Perhaps you've read this blog post: URLs are for People. Well, I disagree. URLs are not for people. Nobody enters them manually, and rarely do they even bother to look at them. Your domain matters, but outside of that if you're spending more than a few minutes thinking about how you want to layout your URLs, you are wasting your time focusing on a part of your system that doesn't actually matter. (And one thing I love about that article is his two primary examples of bad URLs are two of the most popular sites on the internet: Google and Amazon...)

HTTP Verbs

If you look at a framework like Ruby on Rails it places a great deal of emphasis on using the correct HTTP verbs. What's bizarre about this is even in the original construction of web servers with simple CGI-based forms, the set of HTTP verbs was not widely supported. GET and POST were widespread, but their lesser-known cousins DELETE and PUT were unreliable. This leads Rails to add code like this:

<input name="_method" type="hidden" value="delete" />

So why advocate for a system which doesn't actually work out of the box?

Bi-Directional Communication

RESTful architectures are client-server architectures. All requests originate from the client, and all responses originate from the server. Therefore it is impossible for the server to initiate communication with the client. Sadly almost every application needs server-initiated communication.
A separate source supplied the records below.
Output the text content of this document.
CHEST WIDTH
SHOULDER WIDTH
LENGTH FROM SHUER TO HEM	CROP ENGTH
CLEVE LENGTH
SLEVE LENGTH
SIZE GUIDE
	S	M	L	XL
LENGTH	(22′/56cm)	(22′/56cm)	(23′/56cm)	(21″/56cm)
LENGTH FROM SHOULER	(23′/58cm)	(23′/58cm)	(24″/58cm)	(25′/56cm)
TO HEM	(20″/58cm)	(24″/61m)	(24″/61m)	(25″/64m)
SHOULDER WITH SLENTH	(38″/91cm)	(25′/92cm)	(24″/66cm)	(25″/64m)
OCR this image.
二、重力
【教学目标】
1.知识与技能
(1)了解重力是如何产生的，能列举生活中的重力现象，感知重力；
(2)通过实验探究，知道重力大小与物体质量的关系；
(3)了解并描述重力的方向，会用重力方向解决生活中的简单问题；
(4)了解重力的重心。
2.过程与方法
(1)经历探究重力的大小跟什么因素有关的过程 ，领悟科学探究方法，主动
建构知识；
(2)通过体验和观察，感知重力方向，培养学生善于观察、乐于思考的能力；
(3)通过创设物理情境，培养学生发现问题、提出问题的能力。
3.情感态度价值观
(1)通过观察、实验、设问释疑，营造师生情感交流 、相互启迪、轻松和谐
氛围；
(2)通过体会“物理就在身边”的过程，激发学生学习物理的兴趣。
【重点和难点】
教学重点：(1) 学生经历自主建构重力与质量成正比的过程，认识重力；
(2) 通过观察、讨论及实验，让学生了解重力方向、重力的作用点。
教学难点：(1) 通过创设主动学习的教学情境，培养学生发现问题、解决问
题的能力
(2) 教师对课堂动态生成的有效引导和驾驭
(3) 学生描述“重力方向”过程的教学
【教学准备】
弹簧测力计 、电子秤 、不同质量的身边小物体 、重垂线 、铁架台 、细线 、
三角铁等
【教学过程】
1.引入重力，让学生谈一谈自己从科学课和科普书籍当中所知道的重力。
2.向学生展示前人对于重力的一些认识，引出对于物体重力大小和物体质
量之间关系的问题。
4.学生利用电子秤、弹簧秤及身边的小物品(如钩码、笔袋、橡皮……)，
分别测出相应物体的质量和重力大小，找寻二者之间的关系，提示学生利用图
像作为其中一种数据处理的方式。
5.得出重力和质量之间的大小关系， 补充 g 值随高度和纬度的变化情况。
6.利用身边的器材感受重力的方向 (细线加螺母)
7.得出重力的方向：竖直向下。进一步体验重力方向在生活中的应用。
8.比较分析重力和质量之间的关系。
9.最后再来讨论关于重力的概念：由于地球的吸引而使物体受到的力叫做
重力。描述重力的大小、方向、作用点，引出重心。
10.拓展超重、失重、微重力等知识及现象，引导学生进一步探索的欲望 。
For example it'd be great if our email application could tell the client when a new email came through. The RESTful solution to this problem is to poll periodically - a clumsy, inefficient and unreliable process.


Perhaps the main alternative to REST when it comes to APIs is RPC, which could be pulled off with any number of mechanisms (AJAX, WebSockets, ...). But RPC is not a magic bullet, it has its own set of issues (which probably led to the creation of REST in the first place). My point is not to offer an architecture which is superior to REST in every way, rather I think that the application ought to drive the discussion about architecture. If REST works for you application, then by all means use it, but if it doesn't don't be afraid to use something else.

Too often we measure the quality of an application by it's conformity to a set of pre-defined rules - the Thou Shalt Not's of web development - when we should really be treating those rules as suggestions - conventions that someone once found useful in building their own application.